The homestays seem to be going well. The students have all reported being comfortable in their new homes, with some describing how quickly they have been adopted into their new “families.” Aida reported that her new “mother” insists that she call her “mamá,” and so hasn’t even been able to learn the woman’s actual name. Several students are clustered in the same neighborhoods, with some living within a few houses or blocks from each other. These students describe how their new “parents,” who are friends of one another, have been calling each other up, comparing notes on their new “children,” asking “What should I serve for breakfast?” and so on. The families are also working with the students to orient them to the local transportation system, helping to figure out bus routes, taxis, and the like. All of this is very positive and encouraging.
We took a bus tour of downtown Cochabamba in the morning. It was one of those red, two-decker buses with an open top, and we all roasted in the sun as they drove us around town pointing out the sights. Traffic was heavy and the sun strong, and some students dozed off, but at least they were able to get oriented to the city.
So far our experiences have been concentrated in the wealthier, more middle-class or upscale parts of Bolivia. This includes our time in Santa Cruz. Nicole observed to me that she enjoyed staying in the fancy Santa Cruz hotel, because it gave her a glimpse of the luxury and comfort that is available in this country (as in every country) for those with the resources to afford it. This was an excellent observation, something I had not considered when I first determined that we should spend a couple of nights in Santa Cruz before traveling on to Cochabamba. Now in Cocha, students are living with middle-class families and seeing the developed urban center, giving them a baseline for comparison when they begin to visit the poor barrios where we will be working. Indeed, even in the homestays, students are realizing the differences between the “middle class” in the US and in Bolivia. Some students expressed surprise at the bathrooms, for example – Katie described how her bathroom was a single room with a showerhead in the ceiling, and when she showers it soaks the whole room. Amy mentioned that the shower she took that morning was the coldest of her life, with the water intermittently stopping and starting. None of these students complained of these conditions, by the way, but observed them in good ethnographic form. Hopefully this openness to the unexpected and difficult will last for the length of the program.

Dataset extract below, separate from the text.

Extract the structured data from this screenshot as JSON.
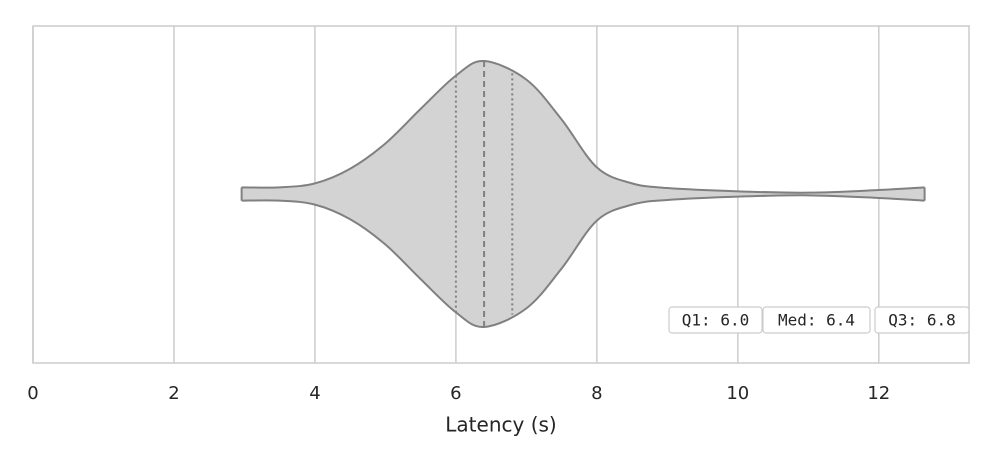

Organization has been, for me, extremely complex. I am trying to juggle six different Spanish schedules, five service projects, an academic course, and 13 homestays. With my colleagues, we are coordinating trips to the Chapare, Sucre, and Potosí. Trying to get this all to work in concert is challenging, as events overlap and conflict. I hope that as we move forward this will settle into some kind of rhythym, but for now I am, shall we say, logistically challenged.